COLLBRAN, Colo. -- At the Mesa County Central Services Building, multiple county agencies were monitoring movement of the landslide with live cameras and other equipment to ensure safety of residents in the area.
With the memory of the 2014 landslide fresh in their minds, the Collbran area could face the potential of another slide Friday night.
Local officials did't wasting any time sounding the alarm, letting residents in Collbran know they need to be prepared to evacuate at a moment's notice.
“It is Mother Nature so it is unpredictable,” said Pete Baier the director of Public Works.
"Two years ago, almost to the date, we had a landslide, we placed a number of monitoring equipment on the land slide to give us early warning and to give us a feel of what the land slide is doing,” Baier said. “That equipment included equipment to watch the pond level, the pond gauge, and also equipment to watch land mass and some visual cameras.”
One water monitor went off Friday around 4:45 a.m. and an hour later a fast flowing stream of water cut through the land mass creating a channel about 100 feet deep and couple hundred feet wide.
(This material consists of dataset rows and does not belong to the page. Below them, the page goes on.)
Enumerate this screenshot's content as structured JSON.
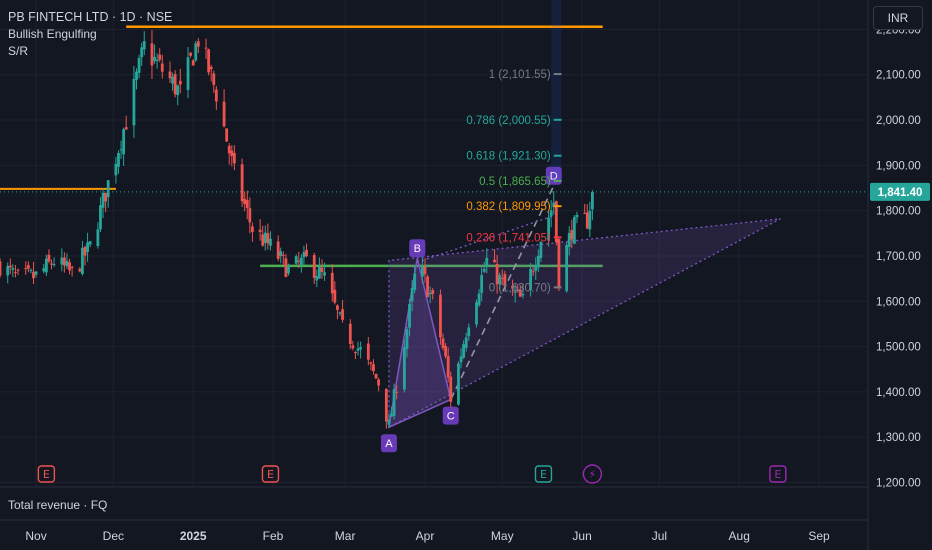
{
  "header": {
    "title": "PB FINTECH LTD · 1D · NSE",
    "indicator_1": "Bullish Engulfing",
    "indicator_2": "S/R"
  },
  "currency_button": "INR",
  "lower_pane_label": "Total revenue · FQ",
  "colors": {
    "background": "#131722",
    "grid": "#1e222d",
    "text": "#d1d4dc",
    "up": "#26a69a",
    "down": "#ef5350",
    "support": "#4caf50",
    "resistance": "#ff9800",
    "pattern": "#7e57c2"
  },
  "chart_data": {
    "type": "candlestick",
    "y_axis": {
      "ticks": [
        "2,200.00",
        "2,100.00",
        "2,000.00",
        "1,900.00",
        "1,800.00",
        "1,700.00",
        "1,600.00",
        "1,500.00",
        "1,400.00",
        "1,300.00",
        "1,200.00"
      ],
      "tick_values": [
        2200,
        2100,
        2000,
        1900,
        1800,
        1700,
        1600,
        1500,
        1400,
        1300,
        1200
      ],
      "range": [
        1190,
        2265
      ]
    },
    "x_axis": {
      "ticks": [
        "Nov",
        "Dec",
        "2025",
        "Feb",
        "Mar",
        "Apr",
        "May",
        "Jun",
        "Jul",
        "Aug",
        "Sep"
      ],
      "bold_ticks": [
        "2025"
      ],
      "tick_dates": [
        "2024-11-01",
        "2024-12-01",
        "2025-01-01",
        "2025-02-01",
        "2025-03-01",
        "2025-04-01",
        "2025-05-01",
        "2025-06-01",
        "2025-07-01",
        "2025-08-01",
        "2025-09-01"
      ],
      "range": [
        "2024-10-18",
        "2025-09-20"
      ]
    },
    "last_price": {
      "value": 1841.4,
      "label": "1,841.40"
    },
    "closes": [
      {
        "date": "2024-10-18",
        "close": 1680
      },
      {
        "date": "2024-10-25",
        "close": 1650
      },
      {
        "date": "2024-11-01",
        "close": 1655
      },
      {
        "date": "2024-11-08",
        "close": 1690
      },
      {
        "date": "2024-11-15",
        "close": 1660
      },
      {
        "date": "2024-11-22",
        "close": 1720
      },
      {
        "date": "2024-11-29",
        "close": 1860
      },
      {
        "date": "2024-12-06",
        "close": 2000
      },
      {
        "date": "2024-12-13",
        "close": 2160
      },
      {
        "date": "2024-12-20",
        "close": 2110
      },
      {
        "date": "2024-12-27",
        "close": 2060
      },
      {
        "date": "2025-01-03",
        "close": 2180
      },
      {
        "date": "2025-01-10",
        "close": 2060
      },
      {
        "date": "2025-01-17",
        "close": 1880
      },
      {
        "date": "2025-01-24",
        "close": 1760
      },
      {
        "date": "2025-01-31",
        "close": 1720
      },
      {
        "date": "2025-02-07",
        "close": 1670
      },
      {
        "date": "2025-02-14",
        "close": 1690
      },
      {
        "date": "2025-02-21",
        "close": 1650
      },
      {
        "date": "2025-02-28",
        "close": 1540
      },
      {
        "date": "2025-03-07",
        "close": 1490
      },
      {
        "date": "2025-03-14",
        "close": 1420
      },
      {
        "date": "2025-03-18",
        "close": 1325
      },
      {
        "date": "2025-03-25",
        "close": 1540
      },
      {
        "date": "2025-03-29",
        "close": 1690
      },
      {
        "date": "2025-04-04",
        "close": 1600
      },
      {
        "date": "2025-04-09",
        "close": 1470
      },
      {
        "date": "2025-04-11",
        "close": 1385
      },
      {
        "date": "2025-04-18",
        "close": 1560
      },
      {
        "date": "2025-04-25",
        "close": 1690
      },
      {
        "date": "2025-05-02",
        "close": 1630
      },
      {
        "date": "2025-05-09",
        "close": 1600
      },
      {
        "date": "2025-05-16",
        "close": 1740
      },
      {
        "date": "2025-05-21",
        "close": 1820
      },
      {
        "date": "2025-05-23",
        "close": 1650
      },
      {
        "date": "2025-05-28",
        "close": 1760
      },
      {
        "date": "2025-06-03",
        "close": 1780
      },
      {
        "date": "2025-06-05",
        "close": 1841.4
      }
    ],
    "support_line": {
      "value": 1678
    },
    "resistance_line": {
      "value": 2206
    },
    "left_level": {
      "value": 1848
    },
    "fibonacci": [
      {
        "label": "1 (2,101.55)",
        "value": 2101.55,
        "color": "#787b86"
      },
      {
        "label": "0.786 (2,000.55)",
        "value": 2000.55,
        "color": "#26a69a"
      },
      {
        "label": "0.618 (1,921.30)",
        "value": 1921.3,
        "color": "#26a69a"
      },
      {
        "label": "0.5 (1,865.65)",
        "value": 1865.65,
        "color": "#4caf50"
      },
      {
        "label": "0.382 (1,809.95)",
        "value": 1809.95,
        "color": "#ff9800"
      },
      {
        "label": "0.236 (1,741.05)",
        "value": 1741.05,
        "color": "#f23645"
      },
      {
        "label": "0 (1,630.70)",
        "value": 1630.7,
        "color": "#787b86"
      }
    ],
    "abcd_pattern": [
      {
        "label": "A",
        "date": "2025-03-18",
        "value": 1322
      },
      {
        "label": "B",
        "date": "2025-03-29",
        "value": 1695
      },
      {
        "label": "C",
        "date": "2025-04-11",
        "value": 1383
      },
      {
        "label": "D",
        "date": "2025-05-21",
        "value": 1855
      }
    ],
    "triangle": [
      {
        "date": "2025-03-18",
        "value": 1322
      },
      {
        "date": "2025-03-18",
        "value": 1690
      },
      {
        "date": "2025-08-17",
        "value": 1782
      }
    ],
    "earnings_markers": [
      {
        "date": "2024-11-05",
        "label": "E",
        "kind": "past"
      },
      {
        "date": "2025-01-31",
        "label": "E",
        "kind": "past"
      },
      {
        "date": "2025-05-17",
        "label": "E",
        "kind": "recent"
      },
      {
        "date": "2025-06-05",
        "label": "⚡",
        "kind": "event"
      },
      {
        "date": "2025-08-16",
        "label": "E",
        "kind": "future"
      }
    ]
  }
}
“We were prepared for this...we had meetings last couple weeks and equipment staged and sand bags staged," Baier said. "That being said we still have a fluid situation...the water is still flowing out of the pond... we continue to watch the land masses to see if the land masses were going to move,” Baier said.
it's hard to say how much water is going to build up there during the spring runoff. And it's actually just best to let nature run its course and find its way down the slide mass," explained Matt Morgan from the Colorado Geological survey.
All that water, moving through a former landslide could cause another slide at any moment, which is why Salt Creek and Collbran residents were placed on standby in case they needed to evacuate.
“This is a perfect demonstration that emergencies happened when we least expect them. It’s important to have a kit, have a plan, and be informed about the hazards that affect you, and be ready to respond in a moment’s notice,” said Andy Martsolf, Mesa County Emergency Manager.
The Collbran remained under a flash flood warning and a land slide warning. Authorities said they will be monitoring the area until it has stabilized and there is no longer immediate danger.
Emergency managers added that in order to be aware of an emergency it’s good to sign up for local emergency notifications.
In case of an event like a landslide or any incident affecting you neighborhood you will receive a number of alerts to your mobile or home phone.